ID :
9893
Thu, 06/12/2008 - 20:37
Auther :

North Pole-35 focuses on ocean-ice-atmosphere interaction

ST. PETERSBURG, June 12 (Itar-Tass) -- Researchers at Russia's North Pole-35 drifting station have begun comprehensive research into "the fine natural mechanisms of interaction of the ocean, the surface of ice floes and the atmosphere in a vast ocean area 560 kilometers north of the Spitsbergen Archipelago," the Institute of the Arctic and the Antarctic told Itar-Tass earlier this week.
The chief of the high-latitude Arctic expedition, Vladimir Sokolov, said his colleagues would pay special attention to the process of carbon dioxide emissions and their absorption by the Arctic Ocean.
"These two factors are of fundamental importance to understanding
world weather and climate change," he explained.
Sokolov said that simultaneous monitoring was in progress of the
general ozone content, the intensity of ultra-violet radiation and the
content of carbon dioxide in the near-the-ice layer of the atmosphere.
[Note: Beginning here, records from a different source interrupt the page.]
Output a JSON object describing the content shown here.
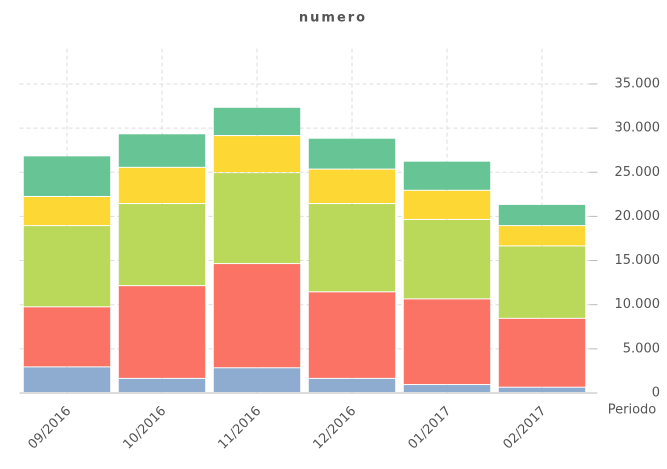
{
  "chart_data": {
    "type": "stacked_bar",
    "title": "numero",
    "x_label": "Periodo",
    "categories": [
      "09/2016",
      "10/2016",
      "11/2016",
      "12/2016",
      "01/2017",
      "02/2017"
    ],
    "series": [
      {
        "color": "#8eaccf",
        "values": [
          2900,
          1600,
          2800,
          1600,
          900,
          600
        ]
      },
      {
        "color": "#fa7364",
        "values": [
          6800,
          10500,
          11800,
          9800,
          9700,
          7800
        ]
      },
      {
        "color": "#bad85a",
        "values": [
          9200,
          9300,
          10300,
          10000,
          9000,
          8200
        ]
      },
      {
        "color": "#fdd835",
        "values": [
          3300,
          4100,
          4200,
          3900,
          3300,
          2300
        ]
      },
      {
        "color": "#66c495",
        "values": [
          4600,
          3800,
          3200,
          3500,
          3300,
          2400
        ]
      }
    ],
    "ylim": [
      0,
      39000
    ],
    "yticks": [
      0,
      {
        "value": 5000,
        "label": "5.000"
      },
      {
        "value": 10000,
        "label": "10.000"
      },
      {
        "value": 15000,
        "label": "15.000"
      },
      {
        "value": 20000,
        "label": "20.000"
      },
      {
        "value": 25000,
        "label": "25.000"
      },
      {
        "value": 30000,
        "label": "30.000"
      },
      {
        "value": 35000,
        "label": "35.000"
      }
    ],
    "grid": true
  }
}
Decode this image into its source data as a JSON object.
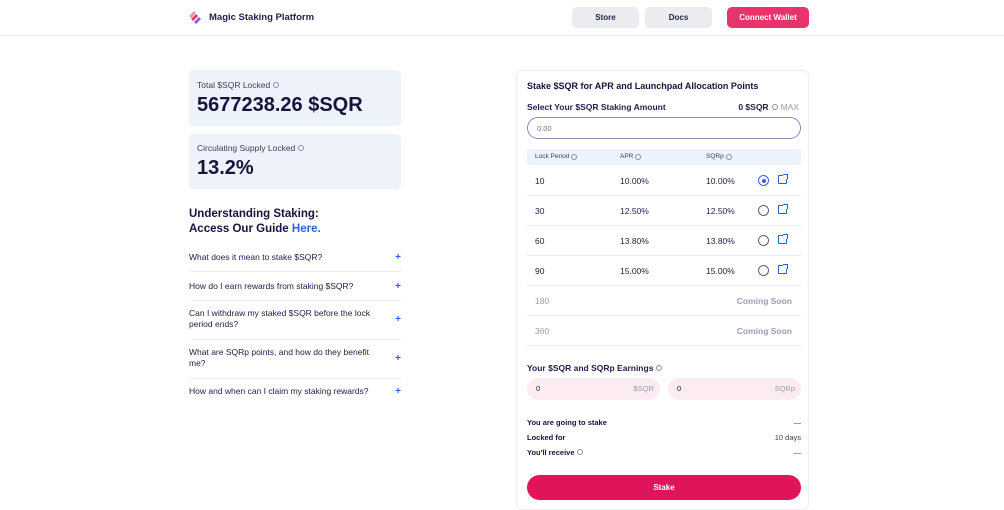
{
  "header": {
    "brand": "Magic Staking Platform",
    "nav": {
      "store": "Store",
      "docs": "Docs",
      "connect": "Connect Wallet"
    }
  },
  "stats": {
    "total_label": "Total $SQR Locked",
    "total_value": "5677238.26 $SQR",
    "supply_label": "Circulating Supply Locked",
    "supply_value": "13.2%"
  },
  "guide": {
    "title_line1": "Understanding Staking:",
    "title_line2_prefix": "Access Our Guide ",
    "link": "Here."
  },
  "faq": [
    "What does it mean to stake $SQR?",
    "How do I earn rewards from staking $SQR?",
    "Can I withdraw my staked $SQR before the lock period ends?",
    "What are SQRp points, and how do they benefit me?",
    "How and when can I claim my staking rewards?"
  ],
  "panel": {
    "title": "Stake $SQR for APR and Launchpad Allocation Points",
    "amount_label": "Select Your $SQR Staking Amount",
    "balance": "0 $SQR",
    "max": "MAX",
    "input_placeholder": "0.00",
    "columns": {
      "period": "Lock Period",
      "apr": "APR",
      "sqrp": "SQRp"
    },
    "rows": [
      {
        "period": "10",
        "apr": "10.00%",
        "sqrp": "10.00%",
        "selected": true
      },
      {
        "period": "30",
        "apr": "12.50%",
        "sqrp": "12.50%",
        "selected": false
      },
      {
        "period": "60",
        "apr": "13.80%",
        "sqrp": "13.80%",
        "selected": false
      },
      {
        "period": "90",
        "apr": "15.00%",
        "sqrp": "15.00%",
        "selected": false
      }
    ],
    "soon_rows": [
      {
        "period": "180",
        "status": "Coming Soon"
      },
      {
        "period": "360",
        "status": "Coming Soon"
      }
    ],
    "earnings_label": "Your $SQR and SQRp Earnings",
    "earn_sqr": {
      "value": "0",
      "unit": "$SQR"
    },
    "earn_sqrp": {
      "value": "0",
      "unit": "SQRp"
    },
    "summary": [
      {
        "label": "You are going to stake",
        "value": "—"
      },
      {
        "label": "Locked for",
        "value": "10 days"
      },
      {
        "label": "You'll receive",
        "value": "—"
      }
    ],
    "stake_button": "Stake"
  },
  "colors": {
    "accent": "#e0145a",
    "link": "#2f5fd8",
    "card": "#eef2fa"
  }
}
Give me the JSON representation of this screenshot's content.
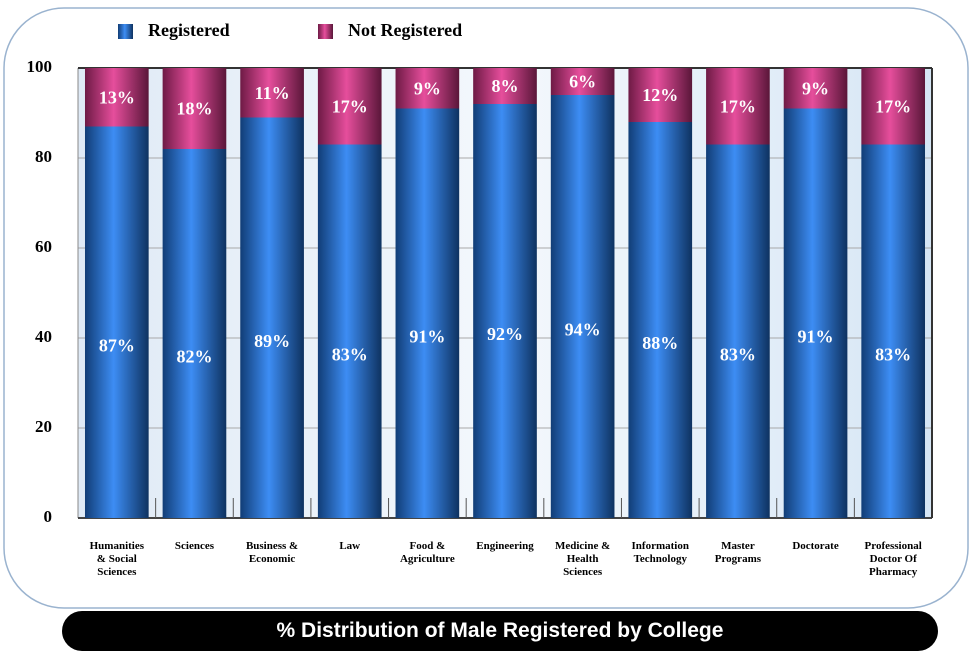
{
  "chart_data": {
    "type": "stacked_bar",
    "title": "% Distribution of  Male Registered by College",
    "categories": [
      "Humanities\n& Social\nSciences",
      "Sciences",
      "Business &\nEconomic",
      "Law",
      "Food &\nAgriculture",
      "Engineering",
      "Medicine &\nHealth\nSciences",
      "Information\nTechnology",
      "Master\nPrograms",
      "Doctorate",
      "Professional\nDoctor Of\nPharmacy"
    ],
    "series": [
      {
        "name": "Registered",
        "color": "#1f6fd6",
        "values": [
          87,
          82,
          89,
          83,
          91,
          92,
          94,
          88,
          83,
          91,
          83
        ],
        "value_labels": [
          "87%",
          "82%",
          "89%",
          "83%",
          "91%",
          "92%",
          "94%",
          "88%",
          "83%",
          "91%",
          "83%"
        ]
      },
      {
        "name": "Not Registered",
        "color": "#c8307e",
        "values": [
          13,
          18,
          11,
          17,
          9,
          8,
          6,
          12,
          17,
          9,
          17
        ],
        "value_labels": [
          "13%",
          "18%",
          "11%",
          "17%",
          "9%",
          "8%",
          "6%",
          "12%",
          "17%",
          "9%",
          "17%"
        ]
      }
    ],
    "ylim": [
      0,
      100
    ],
    "yticks": [
      0,
      20,
      40,
      60,
      80,
      100
    ],
    "grid": true,
    "legend": "top"
  }
}
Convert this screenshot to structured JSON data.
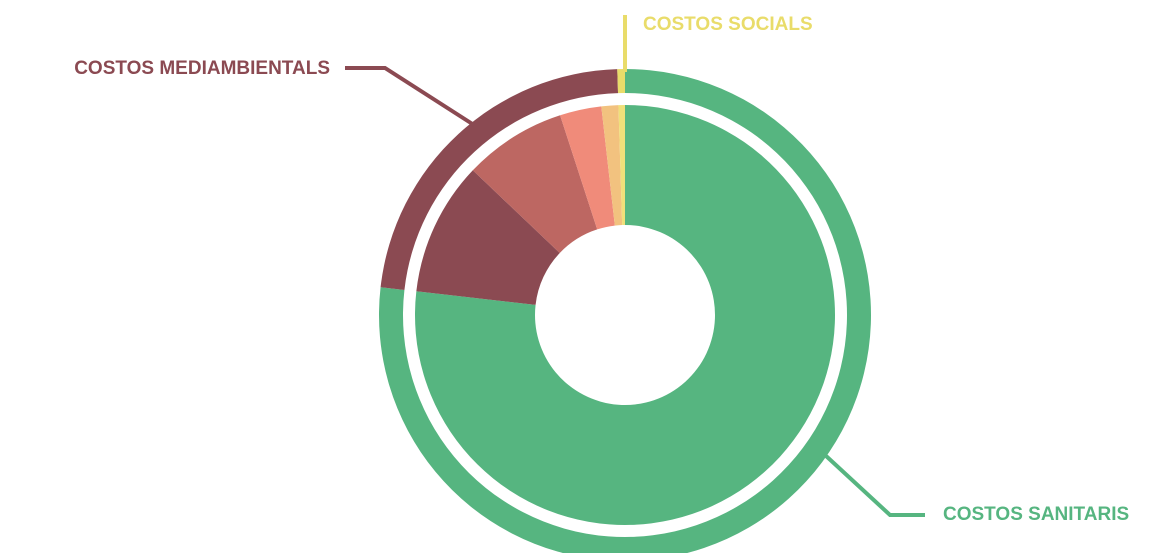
{
  "chart_data": {
    "type": "donut",
    "groups": [
      {
        "name": "COSTOS SANITARIS",
        "color": "#56b580",
        "value": 76.8
      },
      {
        "name": "COSTOS MEDIAMBIENTALS",
        "color": "#8b4a52",
        "value": 22.7
      },
      {
        "name": "COSTOS SOCIALS",
        "color": "#e9dc6a",
        "value": 0.5
      }
    ],
    "inner": {
      "values": [
        76.8,
        10.3,
        7.9,
        3.2,
        1.3,
        0.5
      ],
      "colors": [
        "#56b580",
        "#8b4a52",
        "#bd6762",
        "#f08b7a",
        "#f2c27f",
        "#f0e07a"
      ]
    }
  }
}
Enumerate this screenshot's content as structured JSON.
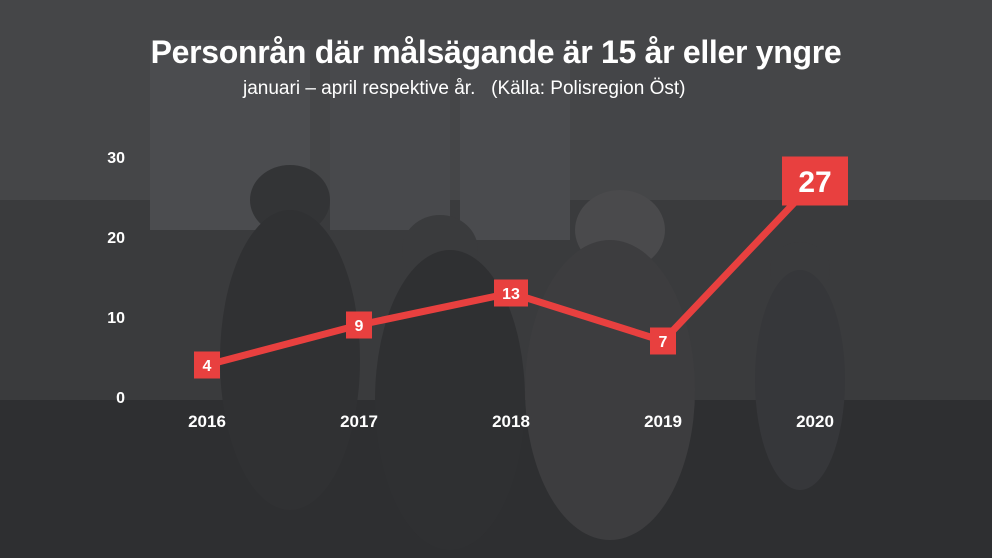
{
  "header": {
    "title": "Personrån där målsägande är 15 år eller yngre",
    "subtitle": "januari – april respektive år.   (Källa: Polisregion Öst)"
  },
  "colors": {
    "line": "#e8403f",
    "text": "#ffffff",
    "background": "#3b3c3e"
  },
  "background_image": "dark photo of teenagers in a schoolyard",
  "chart_data": {
    "type": "line",
    "title": "Personrån där målsägande är 15 år eller yngre",
    "subtitle": "januari – april respektive år.   (Källa: Polisregion Öst)",
    "categories": [
      "2016",
      "2017",
      "2018",
      "2019",
      "2020"
    ],
    "values": [
      4,
      9,
      13,
      7,
      27
    ],
    "data_labels": [
      "4",
      "9",
      "13",
      "7",
      "27"
    ],
    "highlight_index": 4,
    "ylim": [
      0,
      30
    ],
    "yticks": [
      0,
      10,
      20,
      30
    ],
    "ytick_labels": [
      "0",
      "10",
      "20",
      "30"
    ],
    "grid": false,
    "legend": "none"
  }
}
"The North Pole-35 station manned by a crew of 20 will end its drift in August," Sokolov said.
Another wintering party of 20-25 Arctic researchers (the crew of the North Pole-36 station) will disembark onto a pre-selected ice floe from The Akademik Fyodorov (the flagship of the Arctic research fleet) at the end of the summer near the 70th meridian.